BROOKSVILLE — The phones are ringing off the hook again at Republic Services, the county's new garbage hauler.
In recent days, the hauler has been placing special stickers on the garbage cans of 16,000 residents who have not paid their bills, informing them that their free service is ending.
Up until now, the hauler, which took over countywide garbage collection in January, has been providing service to everyone as it built a customer list from scratch. Now the company has cut off those who haven't paid, prompting a flood of phone calls, reminiscent of the weeks of angry calls when Republic first took over the service.
County commissioners have been hearing about the ruckus, too. Commissioner Jim Adkins on Tuesday asked county staffers to bring representatives of Republic Services to the May 22 commission meeting to answer questions.
Phone calls peaked at about 1,900 one day last week, according to Republic Services business unit manager Randy Canal. The volume this week has been between 500 and 600 a day. The company has had to bring in extra workers and use customer service representatives from other states to handle the large number of calls.
Some of the calls have been from people who want to pay their bills. But many have been from unhappy residents who say they have never paid for garbage service or who do not want garbage service, even though they live in the mandatory pickup zone in Spring Hill.
Canal said there is some thought that of the 40,000 properties in the mandatory zone, the previous hauler may not have billed as many as 5,000 of them.
Other callers say they have paid their bills, but their trash is still not being collected. And some continue to have issues with missed pickups, entire neighborhoods being missed, or the day or time of their garbage, recycling and yard waste collections, according to Canal and the county's community relations coordinator, Brenda Frazier.
Canal said he has a solution he has been discussing with county officials: If the county were to bill for garbage collection on annual property tax bills, the questions and confusion when quarterly bills go out would be eliminated, he said.
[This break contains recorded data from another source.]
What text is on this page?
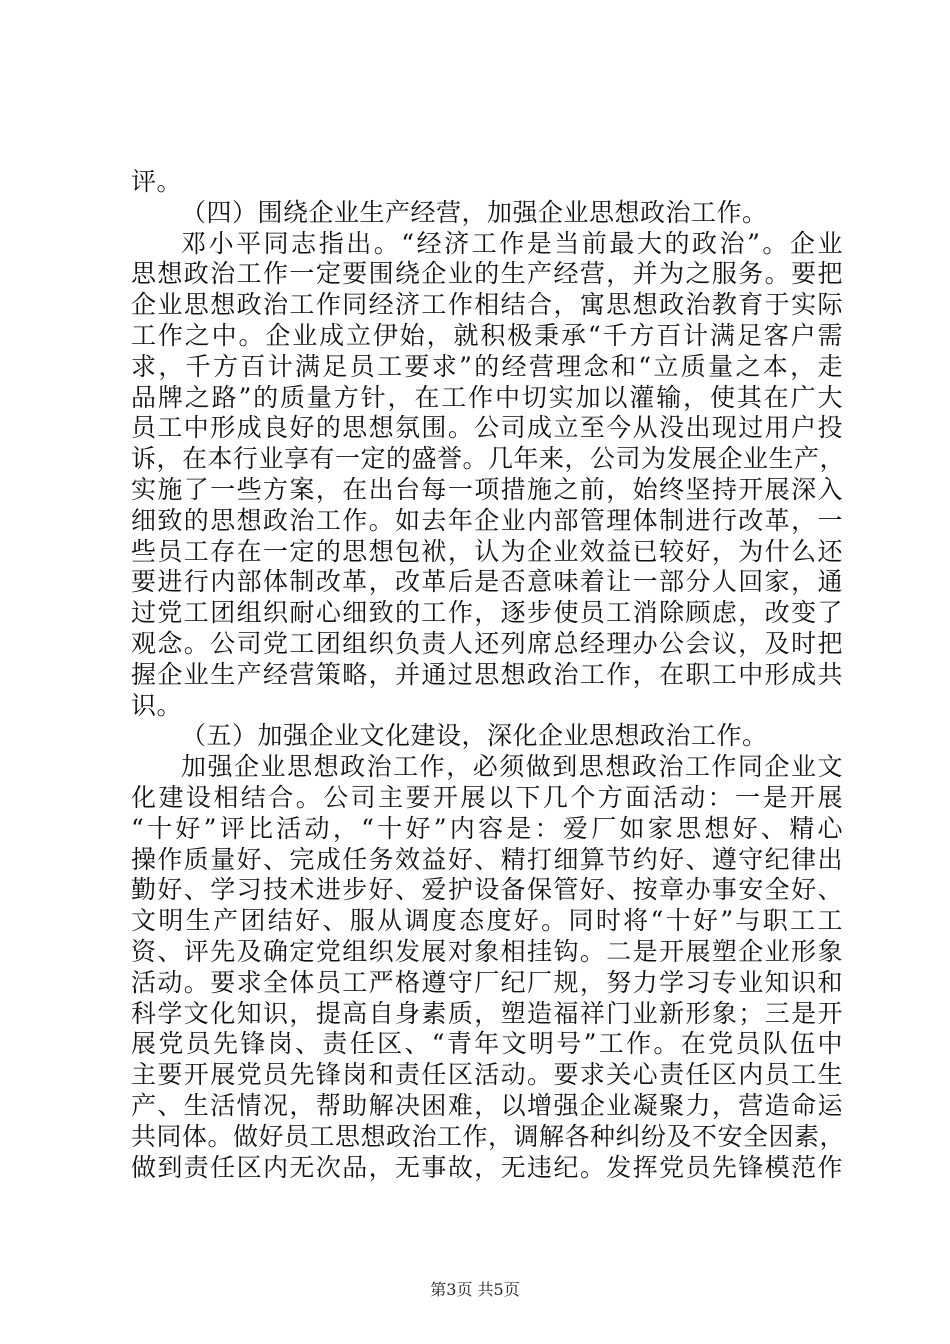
评。
（四）围绕企业生产经营，加强企业思想政治工作。
邓小平同志指出。“经济工作是当前最大的政治”。企业
思想政治工作一定要围绕企业的生产经营，并为之服务。要把
企业思想政治工作同经济工作相结合，寓思想政治教育于实际
工作之中。企业成立伊始，就积极秉承“千方百计满足客户需
求，千方百计满足员工要求”的经营理念和“立质量之本，走
品牌之路”的质量方针，在工作中切实加以灌输，使其在广大
员工中形成良好的思想氛围。公司成立至今从没出现过用户投
诉，在本行业享有一定的盛誉。几年来，公司为发展企业生产，
实施了一些方案，在出台每一项措施之前，始终坚持开展深入
细致的思想政治工作。如去年企业内部管理体制进行改革，一
些员工存在一定的思想包袱，认为企业效益已较好，为什么还
要进行内部体制改革，改革后是否意味着让一部分人回家，通
过党工团组织耐心细致的工作，逐步使员工消除顾虑，改变了
观念。公司党工团组织负责人还列席总经理办公会议，及时把
握企业生产经营策略，并通过思想政治工作，在职工中形成共
识。
（五）加强企业文化建设，深化企业思想政治工作。
加强企业思想政治工作，必须做到思想政治工作同企业文
化建设相结合。公司主要开展以下几个方面活动：一是开展
“十好”评比活动，“十好”内容是：爱厂如家思想好、精心
操作质量好、完成任务效益好、精打细算节约好、遵守纪律出
勤好、学习技术进步好、爱护设备保管好、按章办事安全好、
文明生产团结好、服从调度态度好。同时将“十好”与职工工
资、评先及确定党组织发展对象相挂钩。二是开展塑企业形象
活动。要求全体员工严格遵守厂纪厂规，努力学习专业知识和
科学文化知识，提高自身素质，塑造福祥门业新形象；三是开
展党员先锋岗、责任区、“青年文明号”工作。在党员队伍中
主要开展党员先锋岗和责任区活动。要求关心责任区内员工生
产、生活情况，帮助解决困难，以增强企业凝聚力，营造命运
共同体。做好员工思想政治工作，调解各种纠纷及不安全因素，
做到责任区内无次品，无事故，无违纪。发挥党员先锋模范作
第3页 共5页
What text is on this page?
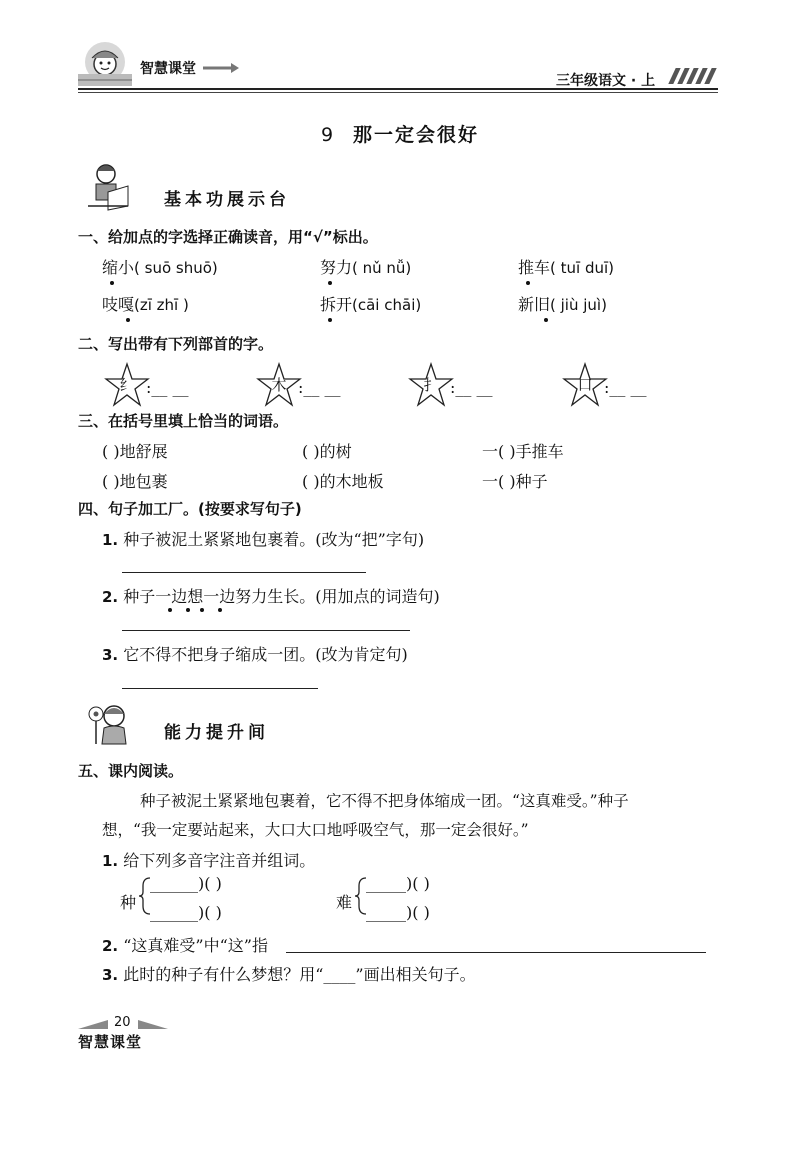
智慧课堂
三年级语文 · 上
9 那一定会很好
基本功展示台
一、给加点的字选择正确读音，用“√”标出。
缩小( suō shuō)	努力( nǔ nǚ)	推车( tuī duī)
吱嘎(zī zhī )	拆开(cāi chāi)	新旧( jiù juì)
二、写出带有下列部首的字。
纟 :__ __	木 :__ __	扌 :__ __	口 :__ __
三、在括号里填上恰当的词语。
( )地舒展	( )的树	一( )手推车
( )地包裹	( )的木地板	一( )种子
四、句子加工厂。(按要求写句子)
1. 种子被泥土紧紧地包裹着。(改为“把”字句)
2. 种子一边想一边努力生长。(用加点的词造句)
3. 它不得不把身子缩成一团。(改为肯定句)
能力提升间
五、课内阅读。
种子被泥土紧紧地包裹着，它不得不把身体缩成一团。“这真难受。”种子
想，“我一定要站起来，大口大口地呼吸空气，那一定会很好。”
1. 给下列多音字注音并组词。
种
______)( )
______)( )
难
_____)( )
_____)( )
2. “这真难受”中“这”指
3. 此时的种子有什么梦想？用“____”画出相关句子。
20
智慧课堂
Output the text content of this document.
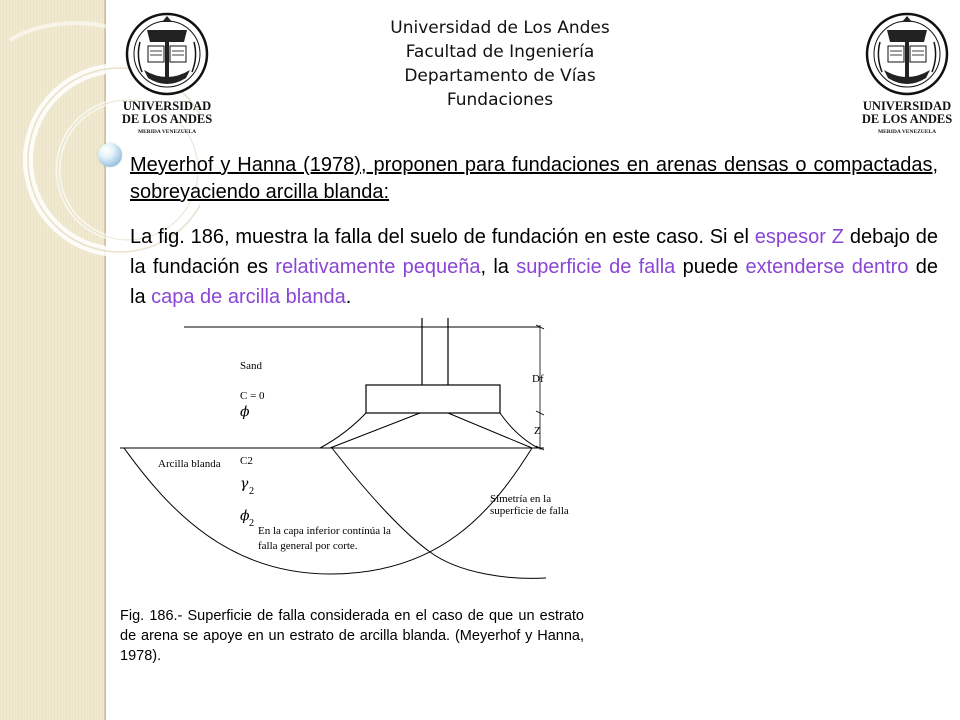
UNIVERSIDAD
DE LOS ANDES
MERIDA VENEZUELA
UNIVERSIDAD
DE LOS ANDES
MERIDA VENEZUELA
Universidad de Los Andes
Facultad de Ingeniería
Departamento de Vías
Fundaciones
Meyerhof y Hanna (1978), proponen para fundaciones en arenas densas o compactadas, sobreyaciendo arcilla blanda:
La fig. 186, muestra la falla del suelo de fundación en este caso. Si el espesor Z debajo de la fundación es relativamente pequeña, la superficie de falla puede extenderse dentro de la capa de arcilla blanda.
Df
Z
Sand
C = 0
ϕ
Arcilla blanda C2
γ 2
ϕ 2
En la capa inferior contínúa la
falla general por corte.
Simetría en la
superficie de falla
Fig. 186.- Superficie de falla considerada en el caso de que un estrato de arena se apoye en un estrato de arcilla blanda. (Meyerhof y Hanna, 1978).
"We're hoping that the county will move forward with that,'' Canal said. "They can really fix this pretty quickly, and it's a benefit to everybody because you don't have a billing issue and you're not going to have the rash of calls every quarter.''
Ultimately, it would help if all property owners were billed for garbage collection, eliminating trash dumping and burn barrels, he said. But in a referendum two years ago, Hernando voters overwhelmingly rejected countywide garbage collection.
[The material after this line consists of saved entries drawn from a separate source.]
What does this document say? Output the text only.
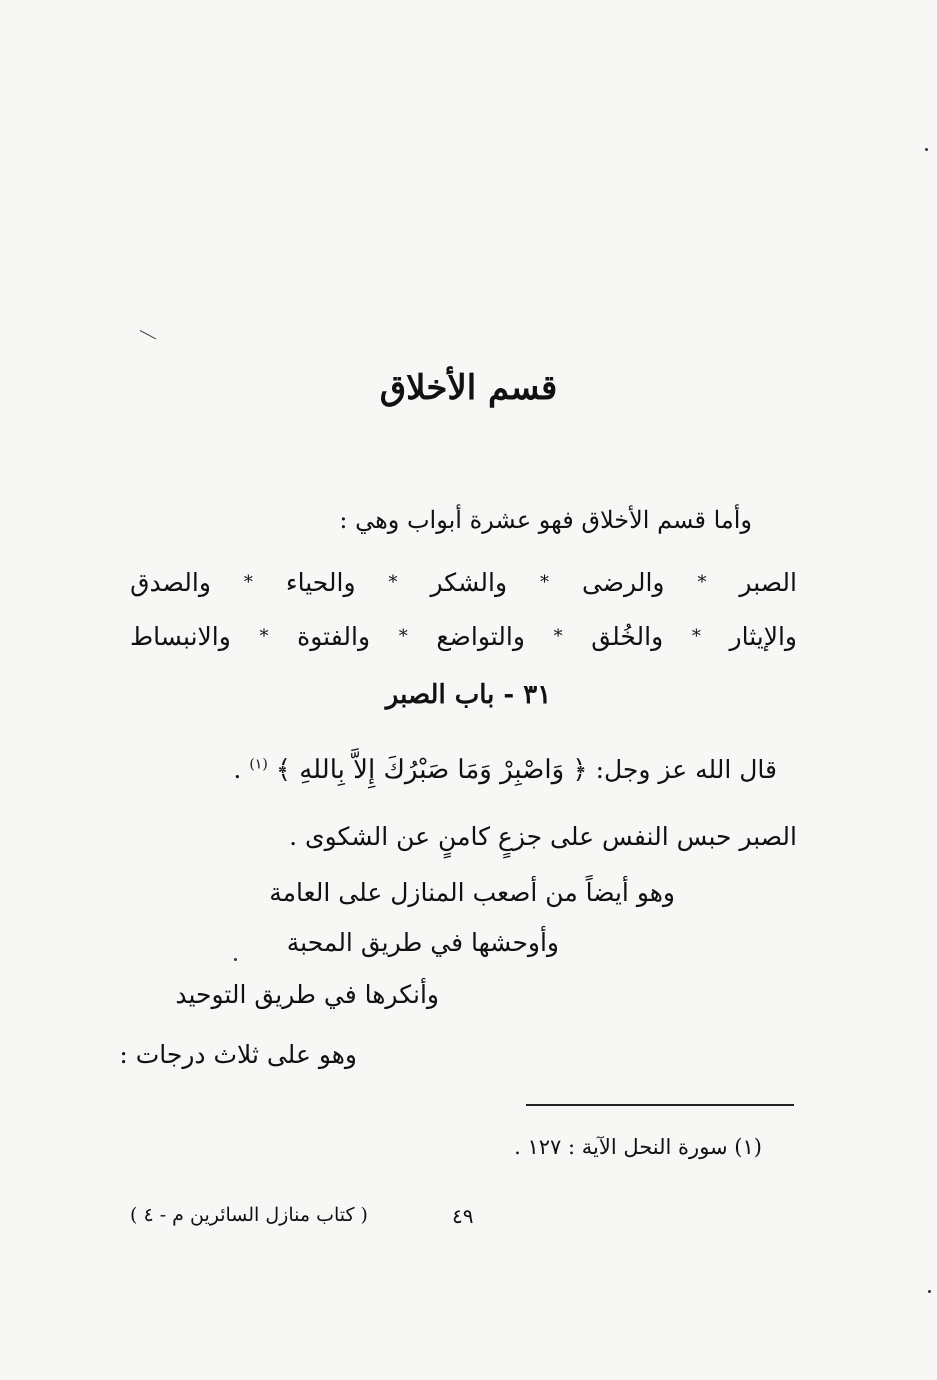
قسم الأخلاق
وأما قسم الأخلاق فهو عشرة أبواب وهي :
الصبر
*
والرضى
*
والشكر
*
والحياء
*
والصدق
والإيثار
*
والخُلق
*
والتواضع
*
والفتوة
*
والانبساط
٣١ - باب الصبر
قال الله عز وجل: ﴿ وَاصْبِرْ وَمَا صَبْرُكَ إِلاَّ بِاللهِ ﴾ $^{(١)}$ .
الصبر حبس النفس على جزعٍ كامنٍ عن الشكوى .
وهو أيضاً من أصعب المنازل على العامة
وأوحشها في طريق المحبة
وأنكرها في طريق التوحيد
وهو على ثلاث درجات :
(١) سورة النحل الآية : ١٢٧ .
٤٩
( كتاب منازل السائرين م - ٤ )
While Canal is pushing for the change in billing, Frazier said she is hearing that some people who live in the mandatory garbage collection zone in Spring Hill are pushing to end mandatory collection, saying they think it is illegal or unconstitutional. They say they take their garbage to the county's convenience centers and do not want to pay for curbside service.
As of Wednesday, there were still 9,000 residents who had not paid their bills, Canal said.
He noted that the county is in the process of better defining the eastern edge of the mandatory collection zone and that Republic Services intends to "work with the county to find ways to streamline the service and make it better.''
He said Republic also will continue to work toward including collection charges on tax bills, establish automated pickup zones in communities across the county and work toward a single-stream recycling system.
"It's all a work in progress,'' he said.